Récit n° 195 de Arsène Svazian
Né en 1901 à Guéssaria
On a emmené mon père comme soldat.
Nous, en tant que famille et enfants
de soldat, on nous a exilés dans des villages. On nous a
enfermés dans une moquée, soi-disant qu'on allait nous
emmener à l'école, mais ils ont tué tous les adultes, et
nous, nous avons été circoncis et turquifiés. Or, mon
père, je ne sais comment, s'est échappé de l'armée, il
nous a trouvés, il nous a sauvés et nous a emmenés. Mais
sur la route de Sivas, ils l'ont tué. De notre famille,
12 personnes ont été pendues.
Je ne sais pas quel âge avait mon
frère, ma sœur avait deux ans, c'est moi qui l'ai
élevée.
Ensuite des Arméniens sont venus, ils
nous ont emmenés. Ils étaient de Chabin-Karahissar. Nous
avions peur de quiconque s'approchait de nous. Effrayés,
nous criions :"Nous sommes Turcs !"
Ces jeunes gens de Chabin-Karahissar
nous ont démasqués. Ils ont dit: "Ils sont arméniens".
Ils nous ont emmenés à l'orphelinat de Guessaria.
Ensuite à Izmir.
Nous étions en tout 400 personnes. Il
y avait quatre riches Arméniens qui s'étaient chargés de
nous. Un jour, le général Antranig est venu nous voir.

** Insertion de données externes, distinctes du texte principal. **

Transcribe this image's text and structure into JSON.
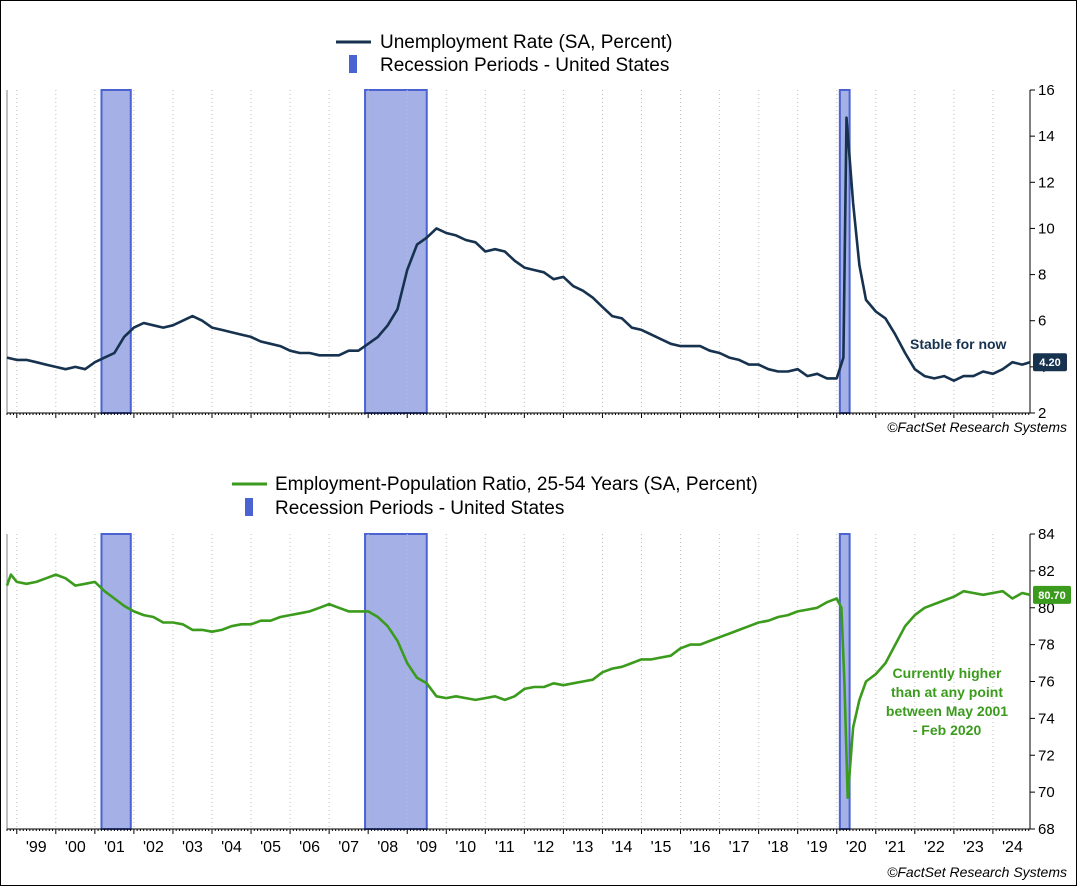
{
  "colors": {
    "unemployment_line": "#16324f",
    "epop_line": "#3b9b1c",
    "recession_fill": "#a5b1e6",
    "recession_edge": "#4a63d0",
    "grid": "#bfbfbf",
    "anno_green": "#3b9b1c",
    "anno_navy": "#16324f"
  },
  "chart_data": [
    {
      "id": "unemployment",
      "type": "line",
      "legend": [
        "Unemployment Rate (SA, Percent)",
        "Recession Periods - United States"
      ],
      "source": "©FactSet Research Systems",
      "ylim": [
        2,
        16
      ],
      "yticks": [
        2,
        4,
        6,
        8,
        10,
        12,
        14,
        16
      ],
      "y_tick_labels": [
        "2",
        "4",
        "6",
        "8",
        "10",
        "12",
        "14",
        "16"
      ],
      "xlim": [
        1998.75,
        2024.95
      ],
      "grid": "vertical",
      "legend_placement": "top-center",
      "recessions": [
        [
          2001.17,
          2001.92
        ],
        [
          2007.92,
          2009.5
        ],
        [
          2020.08,
          2020.33
        ]
      ],
      "last_value_label": "4.20",
      "annotation": "Stable for now",
      "series": [
        {
          "name": "Unemployment Rate (SA, Percent)",
          "points": [
            [
              1998.75,
              4.4
            ],
            [
              1999.0,
              4.3
            ],
            [
              1999.25,
              4.3
            ],
            [
              1999.5,
              4.2
            ],
            [
              1999.75,
              4.1
            ],
            [
              2000.0,
              4.0
            ],
            [
              2000.25,
              3.9
            ],
            [
              2000.5,
              4.0
            ],
            [
              2000.75,
              3.9
            ],
            [
              2001.0,
              4.2
            ],
            [
              2001.25,
              4.4
            ],
            [
              2001.5,
              4.6
            ],
            [
              2001.75,
              5.3
            ],
            [
              2002.0,
              5.7
            ],
            [
              2002.25,
              5.9
            ],
            [
              2002.5,
              5.8
            ],
            [
              2002.75,
              5.7
            ],
            [
              2003.0,
              5.8
            ],
            [
              2003.25,
              6.0
            ],
            [
              2003.5,
              6.2
            ],
            [
              2003.75,
              6.0
            ],
            [
              2004.0,
              5.7
            ],
            [
              2004.25,
              5.6
            ],
            [
              2004.5,
              5.5
            ],
            [
              2004.75,
              5.4
            ],
            [
              2005.0,
              5.3
            ],
            [
              2005.25,
              5.1
            ],
            [
              2005.5,
              5.0
            ],
            [
              2005.75,
              4.9
            ],
            [
              2006.0,
              4.7
            ],
            [
              2006.25,
              4.6
            ],
            [
              2006.5,
              4.6
            ],
            [
              2006.75,
              4.5
            ],
            [
              2007.0,
              4.5
            ],
            [
              2007.25,
              4.5
            ],
            [
              2007.5,
              4.7
            ],
            [
              2007.75,
              4.7
            ],
            [
              2008.0,
              5.0
            ],
            [
              2008.25,
              5.3
            ],
            [
              2008.5,
              5.8
            ],
            [
              2008.75,
              6.5
            ],
            [
              2009.0,
              8.2
            ],
            [
              2009.25,
              9.3
            ],
            [
              2009.5,
              9.6
            ],
            [
              2009.75,
              10.0
            ],
            [
              2010.0,
              9.8
            ],
            [
              2010.25,
              9.7
            ],
            [
              2010.5,
              9.5
            ],
            [
              2010.75,
              9.4
            ],
            [
              2011.0,
              9.0
            ],
            [
              2011.25,
              9.1
            ],
            [
              2011.5,
              9.0
            ],
            [
              2011.75,
              8.6
            ],
            [
              2012.0,
              8.3
            ],
            [
              2012.25,
              8.2
            ],
            [
              2012.5,
              8.1
            ],
            [
              2012.75,
              7.8
            ],
            [
              2013.0,
              7.9
            ],
            [
              2013.25,
              7.5
            ],
            [
              2013.5,
              7.3
            ],
            [
              2013.75,
              7.0
            ],
            [
              2014.0,
              6.6
            ],
            [
              2014.25,
              6.2
            ],
            [
              2014.5,
              6.1
            ],
            [
              2014.75,
              5.7
            ],
            [
              2015.0,
              5.6
            ],
            [
              2015.25,
              5.4
            ],
            [
              2015.5,
              5.2
            ],
            [
              2015.75,
              5.0
            ],
            [
              2016.0,
              4.9
            ],
            [
              2016.25,
              4.9
            ],
            [
              2016.5,
              4.9
            ],
            [
              2016.75,
              4.7
            ],
            [
              2017.0,
              4.6
            ],
            [
              2017.25,
              4.4
            ],
            [
              2017.5,
              4.3
            ],
            [
              2017.75,
              4.1
            ],
            [
              2018.0,
              4.1
            ],
            [
              2018.25,
              3.9
            ],
            [
              2018.5,
              3.8
            ],
            [
              2018.75,
              3.8
            ],
            [
              2019.0,
              3.9
            ],
            [
              2019.25,
              3.6
            ],
            [
              2019.5,
              3.7
            ],
            [
              2019.75,
              3.5
            ],
            [
              2020.0,
              3.5
            ],
            [
              2020.17,
              4.4
            ],
            [
              2020.25,
              14.8
            ],
            [
              2020.42,
              11.1
            ],
            [
              2020.58,
              8.4
            ],
            [
              2020.75,
              6.9
            ],
            [
              2021.0,
              6.4
            ],
            [
              2021.25,
              6.1
            ],
            [
              2021.5,
              5.4
            ],
            [
              2021.75,
              4.6
            ],
            [
              2022.0,
              3.9
            ],
            [
              2022.25,
              3.6
            ],
            [
              2022.5,
              3.5
            ],
            [
              2022.75,
              3.6
            ],
            [
              2023.0,
              3.4
            ],
            [
              2023.25,
              3.6
            ],
            [
              2023.5,
              3.6
            ],
            [
              2023.75,
              3.8
            ],
            [
              2024.0,
              3.7
            ],
            [
              2024.25,
              3.9
            ],
            [
              2024.5,
              4.2
            ],
            [
              2024.75,
              4.1
            ],
            [
              2024.95,
              4.2
            ]
          ]
        }
      ]
    },
    {
      "id": "epop",
      "type": "line",
      "legend": [
        "Employment-Population Ratio, 25-54 Years (SA, Percent)",
        "Recession Periods - United States"
      ],
      "source": "©FactSet Research Systems",
      "ylim": [
        68,
        84
      ],
      "yticks": [
        68,
        70,
        72,
        74,
        76,
        78,
        80,
        82,
        84
      ],
      "y_tick_labels": [
        "68",
        "70",
        "72",
        "74",
        "76",
        "78",
        "80",
        "82",
        "84"
      ],
      "xlim": [
        1998.75,
        2024.95
      ],
      "grid": "vertical",
      "legend_placement": "top-center",
      "recessions": [
        [
          2001.17,
          2001.92
        ],
        [
          2007.92,
          2009.5
        ],
        [
          2020.08,
          2020.33
        ]
      ],
      "last_value_label": "80.70",
      "annotation": [
        "Currently higher",
        "than at any point",
        "between May 2001",
        "- Feb 2020"
      ],
      "x_tick_labels": [
        "'99",
        "'00",
        "'01",
        "'02",
        "'03",
        "'04",
        "'05",
        "'06",
        "'07",
        "'08",
        "'09",
        "'10",
        "'11",
        "'12",
        "'13",
        "'14",
        "'15",
        "'16",
        "'17",
        "'18",
        "'19",
        "'20",
        "'21",
        "'22",
        "'23",
        "'24"
      ],
      "series": [
        {
          "name": "Employment-Population Ratio, 25-54 Years (SA, Percent)",
          "points": [
            [
              1998.75,
              81.2
            ],
            [
              1998.85,
              81.8
            ],
            [
              1999.0,
              81.4
            ],
            [
              1999.25,
              81.3
            ],
            [
              1999.5,
              81.4
            ],
            [
              1999.75,
              81.6
            ],
            [
              2000.0,
              81.8
            ],
            [
              2000.25,
              81.6
            ],
            [
              2000.5,
              81.2
            ],
            [
              2000.75,
              81.3
            ],
            [
              2001.0,
              81.4
            ],
            [
              2001.25,
              80.9
            ],
            [
              2001.5,
              80.5
            ],
            [
              2001.75,
              80.1
            ],
            [
              2002.0,
              79.8
            ],
            [
              2002.25,
              79.6
            ],
            [
              2002.5,
              79.5
            ],
            [
              2002.75,
              79.2
            ],
            [
              2003.0,
              79.2
            ],
            [
              2003.25,
              79.1
            ],
            [
              2003.5,
              78.8
            ],
            [
              2003.75,
              78.8
            ],
            [
              2004.0,
              78.7
            ],
            [
              2004.25,
              78.8
            ],
            [
              2004.5,
              79.0
            ],
            [
              2004.75,
              79.1
            ],
            [
              2005.0,
              79.1
            ],
            [
              2005.25,
              79.3
            ],
            [
              2005.5,
              79.3
            ],
            [
              2005.75,
              79.5
            ],
            [
              2006.0,
              79.6
            ],
            [
              2006.25,
              79.7
            ],
            [
              2006.5,
              79.8
            ],
            [
              2006.75,
              80.0
            ],
            [
              2007.0,
              80.2
            ],
            [
              2007.25,
              80.0
            ],
            [
              2007.5,
              79.8
            ],
            [
              2007.75,
              79.8
            ],
            [
              2008.0,
              79.8
            ],
            [
              2008.25,
              79.5
            ],
            [
              2008.5,
              79.0
            ],
            [
              2008.75,
              78.2
            ],
            [
              2009.0,
              77.0
            ],
            [
              2009.25,
              76.2
            ],
            [
              2009.5,
              75.9
            ],
            [
              2009.75,
              75.2
            ],
            [
              2010.0,
              75.1
            ],
            [
              2010.25,
              75.2
            ],
            [
              2010.5,
              75.1
            ],
            [
              2010.75,
              75.0
            ],
            [
              2011.0,
              75.1
            ],
            [
              2011.25,
              75.2
            ],
            [
              2011.5,
              75.0
            ],
            [
              2011.75,
              75.2
            ],
            [
              2012.0,
              75.6
            ],
            [
              2012.25,
              75.7
            ],
            [
              2012.5,
              75.7
            ],
            [
              2012.75,
              75.9
            ],
            [
              2013.0,
              75.8
            ],
            [
              2013.25,
              75.9
            ],
            [
              2013.5,
              76.0
            ],
            [
              2013.75,
              76.1
            ],
            [
              2014.0,
              76.5
            ],
            [
              2014.25,
              76.7
            ],
            [
              2014.5,
              76.8
            ],
            [
              2014.75,
              77.0
            ],
            [
              2015.0,
              77.2
            ],
            [
              2015.25,
              77.2
            ],
            [
              2015.5,
              77.3
            ],
            [
              2015.75,
              77.4
            ],
            [
              2016.0,
              77.8
            ],
            [
              2016.25,
              78.0
            ],
            [
              2016.5,
              78.0
            ],
            [
              2016.75,
              78.2
            ],
            [
              2017.0,
              78.4
            ],
            [
              2017.25,
              78.6
            ],
            [
              2017.5,
              78.8
            ],
            [
              2017.75,
              79.0
            ],
            [
              2018.0,
              79.2
            ],
            [
              2018.25,
              79.3
            ],
            [
              2018.5,
              79.5
            ],
            [
              2018.75,
              79.6
            ],
            [
              2019.0,
              79.8
            ],
            [
              2019.25,
              79.9
            ],
            [
              2019.5,
              80.0
            ],
            [
              2019.75,
              80.3
            ],
            [
              2020.0,
              80.5
            ],
            [
              2020.12,
              80.0
            ],
            [
              2020.2,
              75.8
            ],
            [
              2020.28,
              69.7
            ],
            [
              2020.42,
              73.5
            ],
            [
              2020.58,
              75.0
            ],
            [
              2020.75,
              76.0
            ],
            [
              2021.0,
              76.4
            ],
            [
              2021.25,
              77.0
            ],
            [
              2021.5,
              78.0
            ],
            [
              2021.75,
              79.0
            ],
            [
              2022.0,
              79.6
            ],
            [
              2022.25,
              80.0
            ],
            [
              2022.5,
              80.2
            ],
            [
              2022.75,
              80.4
            ],
            [
              2023.0,
              80.6
            ],
            [
              2023.25,
              80.9
            ],
            [
              2023.5,
              80.8
            ],
            [
              2023.75,
              80.7
            ],
            [
              2024.0,
              80.8
            ],
            [
              2024.25,
              80.9
            ],
            [
              2024.5,
              80.5
            ],
            [
              2024.75,
              80.8
            ],
            [
              2024.95,
              80.7
            ]
          ]
        }
      ]
    }
  ]
}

Il nous a interrogés. Il a vu qu'on faisait à manger
pour 400 personnes, il a pris une cuillère en bois, il a
dit: "attends, je vais y goûter". Il a vu que c'était
meilleur qu'à la maison, il était content. Il s'est
tourné vers nous et a dit: "mes enfants, mangez bien,
conduisez-vous bien, grandissez, délivrez l'Arménie !"

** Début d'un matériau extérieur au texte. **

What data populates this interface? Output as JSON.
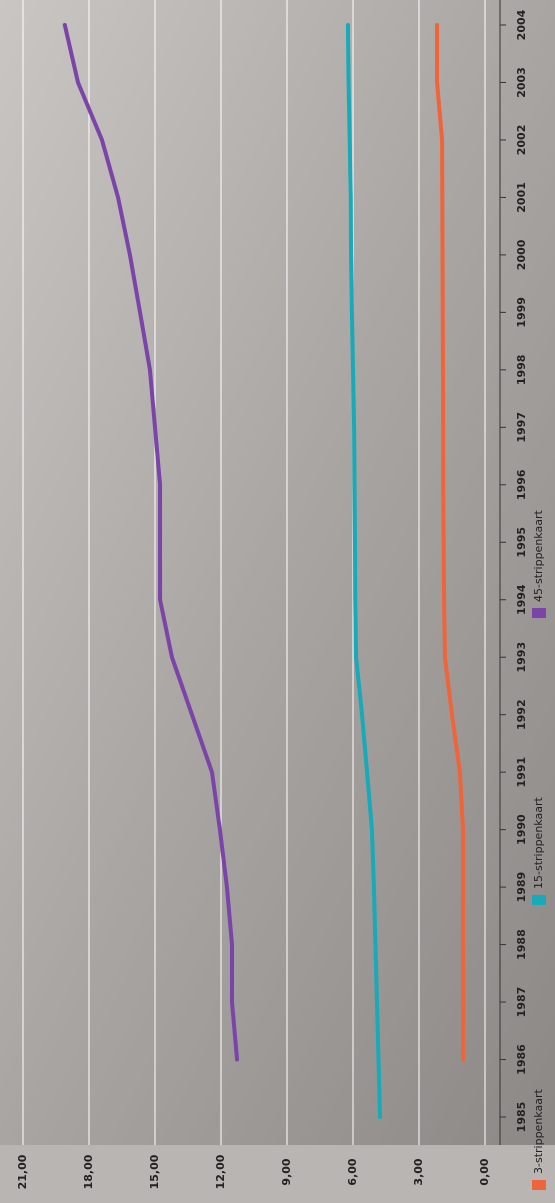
{
  "chart_data": {
    "type": "line",
    "categories": [
      "1985",
      "1986",
      "1987",
      "1988",
      "1989",
      "1990",
      "1991",
      "1992",
      "1993",
      "1994",
      "1995",
      "1996",
      "1997",
      "1998",
      "1999",
      "2000",
      "2001",
      "2002",
      "2003",
      "2004"
    ],
    "series": [
      {
        "name": "3-strippenkaart",
        "color": "#f0643a",
        "values": [
          null,
          1.0,
          1.0,
          1.0,
          1.0,
          1.0,
          1.14,
          1.5,
          1.82,
          1.86,
          1.88,
          1.9,
          1.9,
          1.91,
          1.92,
          1.93,
          1.94,
          1.95,
          2.18,
          2.18
        ]
      },
      {
        "name": "15-strippenkaart",
        "color": "#17aab8",
        "values": [
          4.77,
          4.84,
          4.91,
          4.98,
          5.05,
          5.14,
          5.36,
          5.59,
          5.86,
          5.9,
          5.91,
          5.93,
          5.95,
          6.0,
          6.05,
          6.09,
          6.1,
          6.15,
          6.2,
          6.23
        ]
      },
      {
        "name": "45-strippenkaart",
        "color": "#7b44a8",
        "values": [
          null,
          11.27,
          11.5,
          11.5,
          11.73,
          12.05,
          12.41,
          13.32,
          14.23,
          14.77,
          14.77,
          14.77,
          15.0,
          15.23,
          15.68,
          16.14,
          16.68,
          17.41,
          18.5,
          19.1
        ]
      }
    ],
    "xlim": [
      0,
      21
    ],
    "xticks": [
      {
        "value": 0,
        "label": "0,00"
      },
      {
        "value": 3,
        "label": "3,00"
      },
      {
        "value": 6,
        "label": "6,00"
      },
      {
        "value": 9,
        "label": "9,00"
      },
      {
        "value": 12,
        "label": "12,00"
      },
      {
        "value": 15,
        "label": "15,00"
      },
      {
        "value": 18,
        "label": "18,00"
      },
      {
        "value": 21,
        "label": "21,00"
      }
    ],
    "grid": true
  }
}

En 1922, lors du désastre d'Izmir,
ils ont tué mon oncle. Ils ont jeté tout le monde à la
mer.
Nous, nous étions au Collège
américain. On nous a tous conduits à l'Ile de Corfou.

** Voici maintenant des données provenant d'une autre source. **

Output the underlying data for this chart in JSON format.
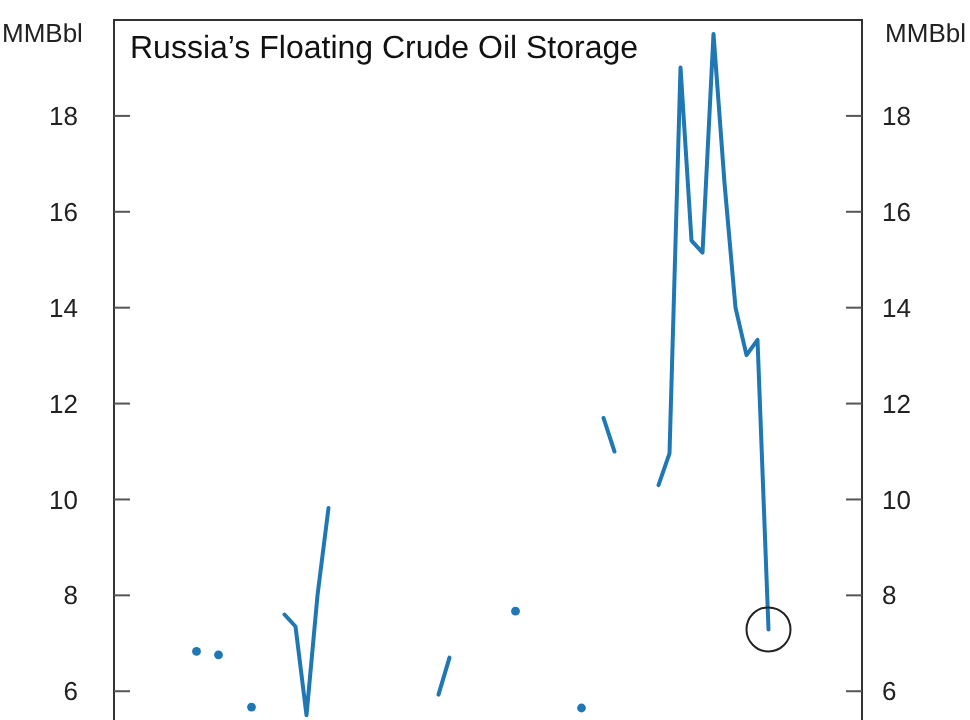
{
  "chart_data": {
    "type": "line",
    "title": "Russia’s Floating Crude Oil Storage",
    "ylabel": "MMBbl",
    "y2label": "MMBbl",
    "categories": [
      null,
      null,
      null,
      null,
      null,
      null,
      null,
      null,
      null,
      null,
      null,
      null,
      null,
      null,
      null,
      null,
      null,
      null,
      null,
      null,
      null,
      null,
      null,
      null,
      null,
      null,
      null,
      null,
      null,
      null,
      null,
      null,
      null,
      null,
      null,
      null,
      null,
      null,
      null,
      null,
      null,
      null,
      null,
      null,
      null,
      null,
      null,
      null,
      null,
      null,
      null,
      null,
      null,
      null,
      null,
      null,
      null,
      null,
      null,
      null,
      null,
      null,
      null,
      null,
      null,
      null,
      null,
      null
    ],
    "series": [
      {
        "color": "#1f77b4",
        "values": [
          null,
          null,
          null,
          null,
          null,
          null,
          null,
          6.83,
          null,
          6.76,
          null,
          null,
          5.67,
          null,
          null,
          7.6,
          7.35,
          5.5,
          8.0,
          9.82,
          null,
          null,
          null,
          null,
          null,
          null,
          null,
          null,
          null,
          5.93,
          6.7,
          null,
          null,
          null,
          null,
          null,
          7.67,
          null,
          null,
          null,
          null,
          null,
          5.65,
          null,
          11.7,
          11.0,
          null,
          null,
          null,
          10.3,
          10.96,
          19.01,
          15.4,
          15.15,
          19.71,
          16.6,
          14.0,
          13.01,
          13.33,
          7.29,
          null,
          null,
          null,
          null,
          null,
          null,
          null,
          null
        ]
      }
    ],
    "ylim": [
      5.4,
      20
    ],
    "yticks": [
      6,
      8,
      10,
      12,
      14,
      16,
      18
    ],
    "y2lim": [
      5.4,
      20
    ],
    "y2ticks": [
      6,
      8,
      10,
      12,
      14,
      16,
      18
    ],
    "grid": false,
    "marker": "none",
    "line_style": "solid"
  }
}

Là-bas j'ai appris le métier de cordonnier. Et puis, la
cuisinière de l'orphelinat, la "Mayrig" m'a adopté, elle
m'a emmené chez elle. J'ai épousé sa petite-fille Méliné.
Enfin, nous nous sommes installés en Grèce, mais là
aussi ça a mal tourné et nous sommes venus en Arménie.
ԱՐՍԵՆ ՍՎԱՋՅԱՆԻ ՊԱՏՄԱԾԸ
(ԾՆՎ. 1901 Թ., ԿԵՍԱՐԻԱ)
Պապայիս զինվոր տարին։ Մենք օլուխ—չոջուխ զինվորական ընտանիք
ենք ըսելով, մեզ գյուղերը աքսորեցին։ Ջամիի մը մեջ կոխեցին,
իբր դպրոց պիտի տանեն մեզի, բայց բոլորին ալ սպանեցին, մեզի ալ
սյունեթ ըրին՝ թուրքացուցին։ Ոնց եղավ, հայրս զինվորութենեն
փախավ, եկավ մեզի գտավ, փախցուց տարավ, բայց իրեն Սվազի
ճամփուն վրա սպանեցին. մեր ընտանիքեն տասներկու հոգու կախաղան
հանեցին։ Եղբայրս քանի տարեկան էր, չգիտեմ, քույրս երկու
տարեկան էր, ես մեծցուցի։ Հետո հայեր եկան մեզի տարին, անոնք
շապինգարահիսարցի էին. ով որ մեզ կմոտենար, մենք կվախնայինք,
վախերնես «Մենք թու՜րք ենք» կպոռայինք։
Ադ շապինգարահիսարցի տղաները մեզ մեջտեղ հանեցին, — Հա՜յ են, —
ըսին։ Մեզ Կեսարիո որբանոցը տարին, հետո ալ՝ Իզմիր. բոլորս
չորս հարյուր հոգի էինք։ Չորս հայ հարուստներ մեզ կպահեին։ Օր
մը Անդրանիկ զորավարը եկավ մեզի տեսնելու։ Հարց ու փորձ ըրավ,
տեսավ չորս հարյուր որբի համար ճաշ կեփվի, փայտե գդալ մը առավ՝
«Կեցի՛ր, մեյ մը համը տեսնամ» ըսավ։ Տեսավ, քի տունին ճաշեն
ավելի համով է, ուրախացավ։ Դարձավ մեզի ըսավ. «Տղե՜ք, լավ
կերե՛ք, շիտակ կեցե՛ք, մեծցե՛ք, Հայաստանը փրկեցե՛ք»։
1922-ին, Իզմիրի աղետին, քեռիիս սպանեցին։ Ամենուն ծովը
թափեցին։ Մենք ալ ամերիկյան կոլեջն էինք։ Ամենքիս ալ Կորֆու
կղզին տարին։ Հոն կոշկակարություն սորվեցա։ Հետո մեր որբանոցի
խոհարար «Մայրիկը» որդեգրեց ինձ, իր տունը տարավ, անոր
թոռնիկին՝ Մելինեին հետ ալ ամուսնացա։ Հետո Հունաստանում տուն—տեղ
եղանք, ան ալ քանդեցինք, եկանք Հայաստան։
(Traduction de l'arménien par Louise Kiffer)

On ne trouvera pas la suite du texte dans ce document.